I visited with both boys briefly to start (they are in different rooms still, so I am trying to go back and forth between them both). I said hello to Ace for a few moments and they said he was going to feed soon, so I went to say hello to Nate and then planned to return to Ace to allow him to snuggle at my breast as he was fed, to start to teach him that the breast is associated with a full tummy.
I got to Nate and was so pleased to see he had no more nasal cannula or any other breathing equipment. He is breathing room air! The nurse also told me that he would be having his umbilical IV out soon and then I could hold him. I stroked him and talked to him a bit and then returned to Ace for his feeding.
Nate, free of his breathing equipment and resting peacefully
I returned to Ace and they nurse took him out of his isolette so I could hold him. I held him to my breast as his nasogastric tube sent food directly to his tummy. It was an incredible thing — his little mouth started going and he was smacking his lips and licking at my nipple. I gave him drops of milk from time to time as he snuggled and he eventually drifted off to sleep in my arms.

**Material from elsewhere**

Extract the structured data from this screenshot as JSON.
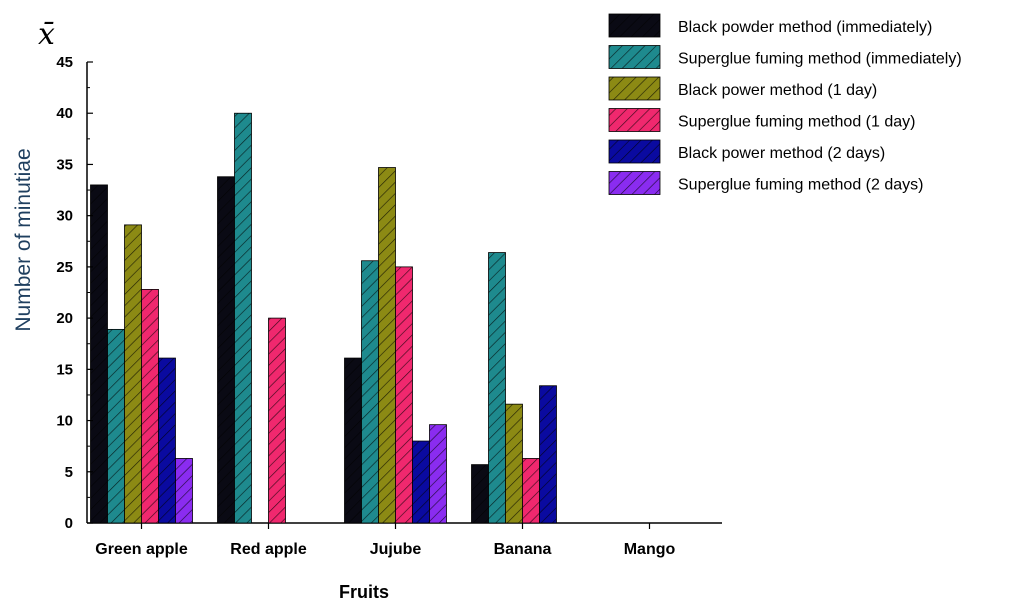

After that, I pumped again and then returned to Nate. He was just have his umbilical IV removed and once it was, he was placed on my chest. The nurse had to adjust the IV in his hand, and he cried when she did. It was so sad to hear his little cry, but I also was glad I was holding him and could soothe him as she fixed it.
I put Nate to my breast as I had done with Ace, even though Nate was not being fed at the moment. The little guy took right to my nipple as if it were a pacifier and went to sleep. I also noticed that when I held him, the lines on his monitors get so consistent — not more erratic like when he’s in the isolette. The “erratic” lines on the screen are not a bad thing, they are totally normal, but there is a definite difference in his monitor when he is with me. We were in a recliner and I fell asleep as well. He slept on my chest for over an hour.
Daddy also got lots of time with both boys today. When I see them with Skip, I am reminded just how tiny they are. I know that a lot of the pictures don’t convey their size well at all. I thought I had known how small they were, but when I saw them for the first time, I realized I could have never dreamed of a baby so tiny and perfect.
Tiny Baby Nate with Daddy’s Hand
Ace groggily looks around
Daddy and Baby Ace
Some general developmental info… Nate and Ace now only have nasogratric tubes and IVs in one hand each (and, of course, the cords and wires for the various monitors). Their nasograstric tubes are how they are fed, and the IV provides additional fat and nutrients while their tummies are not quite large enough to take in all that they need. Nate currently takes 20 cc per feed, and Ace is at 18 cc. Nate’s goal is 40 cc per feed and then his IV can be removed; Ace’s is 33 cc per feed to have his IV removed. They are both at least halfway there! Once the IVs are out, the next goal is to get them to take their feedings by breast/bottle.
I look forward to tomorrow and watching them grow and get stronger with each passing day.